# trouble adjusting the depth of my Craftsman router



## JohnnyB60 (Jun 15, 2009)

Hello everyone, just in case you haven’t seen my introduction, I’m one of the new guys trying to learn a little something about my router. 

I’m having a lot of trouble adjusting the depth of my Craftsman router with the plastic depth adjustment ring. I’ve been told to lubricate it which, I was hesitant to do, but I sprayed WD40 on the threads anyway. It helped a little, but not much. I don’t ever remember it being easy and I avoid using it. I’m now wondering if I’m missing something. 

I’m going to try and post a photo, but I want to know how far is the lever suppose to rotate. It only moves 90 deg and I think it should loosen up more than that.


----------



## Mike (Nov 22, 2004)

90 degrees is normal for the adjustment locking lever. There may be crud between the router motor and base. Cleaning and wiping dry should take care of this. Some of the models need adjustment, a few have ball bearings which love to take flight. I would take the router to Sears and ask for assistance with it. That way if they screw it up they will replace it with a new one or at least send it to repair at no charge.


----------



## JohnnyB60 (Jun 15, 2009)

Thanks Mike, I tried to take the base completely off to see what’s up, but it only goes to the end of the threads and that’s it.


----------



## tdsapp (Apr 23, 2009)

Wow, that looks exactly like the router I am just replacing. While taking a look for some information I discovered that Ryobi did a bit of building of routers that were labeled as Craftsman. It might be the same design so this link might help a bit.

www. m-and-d.com/pdfs/ryobi_tool/R161.pdf

You will have to copy and paste the URL to your browser and remove the space between the . and the "m". I don't have enough post to be able to add URLs to my messages. 

Tim


----------



## JohnnyB60 (Jun 15, 2009)

tdsapp said:


> Wow, that looks exactly like the router I am just replacing. While taking a look for some information I discovered that Ryobi did a bit of building of routers that were labeled as Craftsman. It might be the same design so this link might help a bit.
> 
> www. m-and-d.com/pdfs/ryobi_tool/R161.pdf
> 
> ...


It sure looks like the same one. I have to go to work now, but I’ll take another look when I get back.
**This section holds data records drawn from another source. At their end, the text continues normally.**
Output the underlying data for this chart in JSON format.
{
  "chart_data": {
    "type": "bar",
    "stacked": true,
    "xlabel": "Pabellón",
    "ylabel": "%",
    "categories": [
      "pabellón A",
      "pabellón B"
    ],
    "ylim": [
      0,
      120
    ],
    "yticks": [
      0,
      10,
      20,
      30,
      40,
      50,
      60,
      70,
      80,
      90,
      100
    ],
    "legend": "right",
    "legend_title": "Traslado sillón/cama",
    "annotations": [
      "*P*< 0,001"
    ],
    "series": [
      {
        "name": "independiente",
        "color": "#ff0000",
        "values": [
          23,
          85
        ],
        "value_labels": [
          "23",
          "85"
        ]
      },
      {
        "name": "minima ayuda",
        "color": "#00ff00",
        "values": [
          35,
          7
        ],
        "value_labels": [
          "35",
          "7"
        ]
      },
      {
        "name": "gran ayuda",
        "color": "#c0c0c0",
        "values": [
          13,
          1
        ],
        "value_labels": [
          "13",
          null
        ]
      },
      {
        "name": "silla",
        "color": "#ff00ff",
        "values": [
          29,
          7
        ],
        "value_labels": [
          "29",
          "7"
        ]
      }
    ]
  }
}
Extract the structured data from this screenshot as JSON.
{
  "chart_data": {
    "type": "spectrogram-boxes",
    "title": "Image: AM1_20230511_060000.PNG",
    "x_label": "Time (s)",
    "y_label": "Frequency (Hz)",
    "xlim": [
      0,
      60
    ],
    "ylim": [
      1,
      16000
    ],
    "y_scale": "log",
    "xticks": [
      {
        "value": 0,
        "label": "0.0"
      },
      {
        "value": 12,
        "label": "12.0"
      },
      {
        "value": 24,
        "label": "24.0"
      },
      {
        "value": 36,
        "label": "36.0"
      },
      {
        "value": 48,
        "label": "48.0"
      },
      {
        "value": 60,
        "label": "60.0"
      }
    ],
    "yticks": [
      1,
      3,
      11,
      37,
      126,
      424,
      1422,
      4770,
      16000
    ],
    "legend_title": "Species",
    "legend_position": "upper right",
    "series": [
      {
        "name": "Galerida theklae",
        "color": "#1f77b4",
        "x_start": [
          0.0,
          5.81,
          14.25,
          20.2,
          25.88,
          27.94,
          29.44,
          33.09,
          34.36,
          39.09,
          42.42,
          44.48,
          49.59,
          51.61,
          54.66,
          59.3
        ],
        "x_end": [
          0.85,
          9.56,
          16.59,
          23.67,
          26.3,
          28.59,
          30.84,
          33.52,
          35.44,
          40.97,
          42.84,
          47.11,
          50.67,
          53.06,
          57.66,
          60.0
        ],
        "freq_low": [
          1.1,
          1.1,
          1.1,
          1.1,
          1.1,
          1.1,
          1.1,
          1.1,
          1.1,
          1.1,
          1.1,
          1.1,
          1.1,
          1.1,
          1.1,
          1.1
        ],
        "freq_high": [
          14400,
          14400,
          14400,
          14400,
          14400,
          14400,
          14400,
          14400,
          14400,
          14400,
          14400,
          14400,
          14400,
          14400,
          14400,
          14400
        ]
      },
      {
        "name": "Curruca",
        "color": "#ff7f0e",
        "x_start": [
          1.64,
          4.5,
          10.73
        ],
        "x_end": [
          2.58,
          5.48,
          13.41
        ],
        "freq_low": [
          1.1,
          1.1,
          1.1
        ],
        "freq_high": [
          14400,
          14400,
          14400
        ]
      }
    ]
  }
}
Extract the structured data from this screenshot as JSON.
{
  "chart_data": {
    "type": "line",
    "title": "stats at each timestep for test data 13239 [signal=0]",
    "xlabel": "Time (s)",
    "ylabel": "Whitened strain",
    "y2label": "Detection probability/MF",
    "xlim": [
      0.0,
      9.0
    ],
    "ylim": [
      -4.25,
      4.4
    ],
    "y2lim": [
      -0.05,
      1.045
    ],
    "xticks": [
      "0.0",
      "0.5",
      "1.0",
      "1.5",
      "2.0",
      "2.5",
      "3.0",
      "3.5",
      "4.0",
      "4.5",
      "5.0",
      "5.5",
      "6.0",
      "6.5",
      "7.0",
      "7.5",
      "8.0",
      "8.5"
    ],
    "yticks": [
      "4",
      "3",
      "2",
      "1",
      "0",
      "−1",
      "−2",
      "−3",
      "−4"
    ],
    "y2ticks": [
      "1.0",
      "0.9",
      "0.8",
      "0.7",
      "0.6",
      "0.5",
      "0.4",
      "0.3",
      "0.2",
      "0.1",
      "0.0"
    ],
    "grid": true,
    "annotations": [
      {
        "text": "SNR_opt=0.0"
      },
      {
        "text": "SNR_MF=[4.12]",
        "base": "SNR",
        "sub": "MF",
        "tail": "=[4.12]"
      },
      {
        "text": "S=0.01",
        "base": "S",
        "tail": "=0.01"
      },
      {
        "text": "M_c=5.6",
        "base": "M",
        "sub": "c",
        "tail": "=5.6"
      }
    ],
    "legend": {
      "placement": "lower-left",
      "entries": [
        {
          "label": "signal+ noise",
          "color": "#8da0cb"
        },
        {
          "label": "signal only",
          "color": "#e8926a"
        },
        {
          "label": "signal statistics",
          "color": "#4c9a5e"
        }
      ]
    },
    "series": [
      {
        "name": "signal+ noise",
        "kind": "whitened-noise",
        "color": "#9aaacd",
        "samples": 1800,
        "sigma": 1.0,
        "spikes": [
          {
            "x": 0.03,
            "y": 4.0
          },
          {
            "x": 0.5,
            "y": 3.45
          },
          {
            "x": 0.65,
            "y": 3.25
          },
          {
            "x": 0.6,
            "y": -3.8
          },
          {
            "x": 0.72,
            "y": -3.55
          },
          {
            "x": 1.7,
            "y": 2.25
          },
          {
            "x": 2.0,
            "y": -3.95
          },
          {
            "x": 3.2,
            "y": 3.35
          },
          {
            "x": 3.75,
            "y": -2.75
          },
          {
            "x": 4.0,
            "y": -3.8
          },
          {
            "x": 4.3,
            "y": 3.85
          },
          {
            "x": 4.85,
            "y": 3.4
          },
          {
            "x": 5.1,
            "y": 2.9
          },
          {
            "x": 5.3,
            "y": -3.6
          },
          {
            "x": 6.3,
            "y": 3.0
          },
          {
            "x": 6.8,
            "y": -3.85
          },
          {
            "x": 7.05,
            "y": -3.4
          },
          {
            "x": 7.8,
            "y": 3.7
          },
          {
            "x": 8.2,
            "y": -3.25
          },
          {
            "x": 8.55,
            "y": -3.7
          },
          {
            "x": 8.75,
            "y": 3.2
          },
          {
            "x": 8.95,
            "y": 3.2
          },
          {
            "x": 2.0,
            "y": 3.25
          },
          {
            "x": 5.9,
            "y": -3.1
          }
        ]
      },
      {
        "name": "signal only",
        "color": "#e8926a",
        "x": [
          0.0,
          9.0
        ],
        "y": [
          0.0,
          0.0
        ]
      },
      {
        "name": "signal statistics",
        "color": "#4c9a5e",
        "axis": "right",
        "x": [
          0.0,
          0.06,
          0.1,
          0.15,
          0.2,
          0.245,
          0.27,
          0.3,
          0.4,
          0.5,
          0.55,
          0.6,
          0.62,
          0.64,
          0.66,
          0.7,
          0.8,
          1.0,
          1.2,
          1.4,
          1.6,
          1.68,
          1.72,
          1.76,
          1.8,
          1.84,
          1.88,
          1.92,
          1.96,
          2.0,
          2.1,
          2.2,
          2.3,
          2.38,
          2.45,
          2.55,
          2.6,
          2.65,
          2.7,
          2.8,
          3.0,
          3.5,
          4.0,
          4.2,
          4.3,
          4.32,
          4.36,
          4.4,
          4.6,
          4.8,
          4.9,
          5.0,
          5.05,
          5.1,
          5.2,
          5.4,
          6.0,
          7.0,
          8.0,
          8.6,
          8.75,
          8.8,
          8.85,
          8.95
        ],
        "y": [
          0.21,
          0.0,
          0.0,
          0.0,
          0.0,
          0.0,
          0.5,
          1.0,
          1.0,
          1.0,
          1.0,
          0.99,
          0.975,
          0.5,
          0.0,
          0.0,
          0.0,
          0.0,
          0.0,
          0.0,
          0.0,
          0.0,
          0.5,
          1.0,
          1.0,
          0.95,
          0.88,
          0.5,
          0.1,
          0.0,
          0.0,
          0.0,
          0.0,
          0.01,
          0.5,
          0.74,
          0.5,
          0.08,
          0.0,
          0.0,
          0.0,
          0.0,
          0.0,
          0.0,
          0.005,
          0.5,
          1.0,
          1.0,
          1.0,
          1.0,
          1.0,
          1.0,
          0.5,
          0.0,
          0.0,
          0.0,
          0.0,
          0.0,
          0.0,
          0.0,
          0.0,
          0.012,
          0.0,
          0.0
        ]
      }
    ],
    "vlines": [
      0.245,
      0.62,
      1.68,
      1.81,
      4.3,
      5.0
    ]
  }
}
Thanks Tim.


----------



## JohnnyB60 (Jun 15, 2009)

Tim, that Ryobi is the same router as the Craftsman. I want to ask you if you have trouble raising and lowering the base. Is there any way to jump to fast forward or do I have to turn that adjustment ring every time?


----------



## tdsapp (Apr 23, 2009)

I did not have a problem adjusting the bit levels. It was a bit tight but nothing major. What I had a problem with was it staying in the same place once locked. I would lock the adjustment, and when I turned on the router I could see the yellow wheel spin and the bit would start to drop. That made it very hard to do anything with the router. 

I still plan on pulling apart the router and see if there is anything that I can do to fix it. I just used it as an excuse to get a new tool that had more features. ;-)

Tim


----------



## JohnnyB60 (Jun 15, 2009)

tdsapp said:


> I did not have a problem adjusting the bit levels. It was a bit tight but nothing major. What I had a problem with was it staying in the same place once locked. I would lock the adjustment, and when I turned on the router I could see the yellow wheel spin and the bit would start to drop. That made it very hard to do anything with the router.
> 
> I still plan on pulling apart the router and see if there is anything that I can do to fix it. I just used it as an excuse to get a new tool that had more features. ;-)
> 
> Tim


It sounds like you have the exact opposite problem that I do. Mine is too tight and don’t want to move and yours is too loose. I wonder if there is a way to adjust the lock.


----------